Pitchers are veined, with heavily pigmented throats. Traps take on a pink or red flush as they age. In spring, the plant produces large, yellow flowers with 5-fold symmetry. The yellow petals are long and strap-like, and dangle over the umbrella-like style of the flower, which is held upside down at the end of a 50 cm long scape. Pollinating insects generally enter the flower from above, forcing their way into the cavity between the petals and umbrella, and depositing any pollen they are carrying on the stigmata as they enter. The pollinators generally exit the flower, having been dusted with the plant's own pollen, by lifting a petal. This one-way system helps to ensure cross pollination.

The green pitcher plant has suffered a devastating decline throughout its former range. Development for both urban and rural uses has led to the widespread alteration of the habitat of this species. Pitcher plants are very popular with collectors. Today, around 34 naturally occurring populations persist but these are small and highly fragmented; most consist of fewer than 50 individuals.

Height: 75cm

Hardiness zones: 7-10, possibly zone 6

Type: Perennial or houseplant

Location: Sun or part sun

Seeds per pack: 10

USA Restriction: Unfortunately these seeds are not permitted in the USA. If we shipped they could be seized by the border, and possible fines could be imposed (they consider the buyer to be importer). Please do not order if you live in USA. Any US orders for this item will be refunded, minus a 5.00 processing fee. Thank you for your understanding. All other regions can safely order these seeds!

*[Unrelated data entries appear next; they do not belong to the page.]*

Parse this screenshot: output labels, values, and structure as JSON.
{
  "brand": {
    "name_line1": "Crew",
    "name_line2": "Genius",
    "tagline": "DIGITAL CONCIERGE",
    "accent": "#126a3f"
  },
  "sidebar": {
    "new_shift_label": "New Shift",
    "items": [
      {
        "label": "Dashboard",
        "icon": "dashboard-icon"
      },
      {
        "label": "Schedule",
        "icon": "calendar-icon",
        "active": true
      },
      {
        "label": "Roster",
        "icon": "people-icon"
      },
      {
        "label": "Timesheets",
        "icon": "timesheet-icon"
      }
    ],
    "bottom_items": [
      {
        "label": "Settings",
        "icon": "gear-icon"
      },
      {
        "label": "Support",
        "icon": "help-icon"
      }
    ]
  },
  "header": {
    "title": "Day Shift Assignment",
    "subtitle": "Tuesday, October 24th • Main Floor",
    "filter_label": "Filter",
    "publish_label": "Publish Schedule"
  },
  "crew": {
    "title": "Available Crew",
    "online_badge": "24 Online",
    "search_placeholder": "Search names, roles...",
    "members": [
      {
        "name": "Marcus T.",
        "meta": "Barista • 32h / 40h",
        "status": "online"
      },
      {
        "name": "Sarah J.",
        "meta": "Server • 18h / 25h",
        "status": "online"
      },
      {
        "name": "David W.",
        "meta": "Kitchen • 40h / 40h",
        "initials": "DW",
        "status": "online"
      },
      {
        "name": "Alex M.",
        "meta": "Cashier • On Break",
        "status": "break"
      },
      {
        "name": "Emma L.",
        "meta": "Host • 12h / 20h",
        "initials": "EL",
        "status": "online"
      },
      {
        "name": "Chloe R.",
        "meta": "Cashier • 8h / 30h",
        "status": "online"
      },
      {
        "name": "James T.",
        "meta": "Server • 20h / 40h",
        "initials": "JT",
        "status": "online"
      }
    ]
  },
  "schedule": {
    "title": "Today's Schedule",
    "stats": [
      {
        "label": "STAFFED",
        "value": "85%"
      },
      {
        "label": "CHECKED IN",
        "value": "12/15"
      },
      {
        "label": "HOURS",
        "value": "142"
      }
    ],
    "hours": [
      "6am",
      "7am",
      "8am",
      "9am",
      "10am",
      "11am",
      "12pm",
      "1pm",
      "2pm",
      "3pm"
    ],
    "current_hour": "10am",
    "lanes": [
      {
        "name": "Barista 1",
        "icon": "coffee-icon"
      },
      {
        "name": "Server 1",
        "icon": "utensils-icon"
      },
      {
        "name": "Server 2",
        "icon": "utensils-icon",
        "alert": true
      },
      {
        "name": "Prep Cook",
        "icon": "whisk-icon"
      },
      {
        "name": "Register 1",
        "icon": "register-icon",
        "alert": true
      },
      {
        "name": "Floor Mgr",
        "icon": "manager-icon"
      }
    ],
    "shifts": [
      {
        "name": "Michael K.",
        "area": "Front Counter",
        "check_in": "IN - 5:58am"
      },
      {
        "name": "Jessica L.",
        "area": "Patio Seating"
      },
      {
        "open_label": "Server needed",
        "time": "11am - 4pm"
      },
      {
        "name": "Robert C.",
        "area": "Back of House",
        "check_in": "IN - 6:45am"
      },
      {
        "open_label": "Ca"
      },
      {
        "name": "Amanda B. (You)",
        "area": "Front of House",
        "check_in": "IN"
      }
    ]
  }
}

Germination: As with many perennials, these benefit from a period of moist cold to help them begin to grow. This is done by giving them a cool 'winter' period (artificial or natural), and then a warming to simulate 'spring', and time to grow! Here's how this can be done:

Obtain a planting container that has holes in the bottom for excess water to drain. Fill the container sphagnum peat moss, or a mix that contains mainly peat moss. Place the seeds on the surface of the pre-dampened mix, and gently water with a spray bottle. Cover with clear plastic, and place your container in a cool area (but not freezing) for 6 weeks. Once the cold period is completed, place the container at room temperature, and in bright light for them to germinate. Be sure to keep the soil moist during this entire germination period. Most seedlings will sprout within 2-3 months of the warming period, though some may take a little longer. Once plants sprout, slowly remove the plastic, a little bit each day. Always keep the soil slightly moist, never letting it dry out.

In the winter, plants need about 3 months dormancy period, to rest. If growing your plants indoors, place the pot in a cool location for this cold period.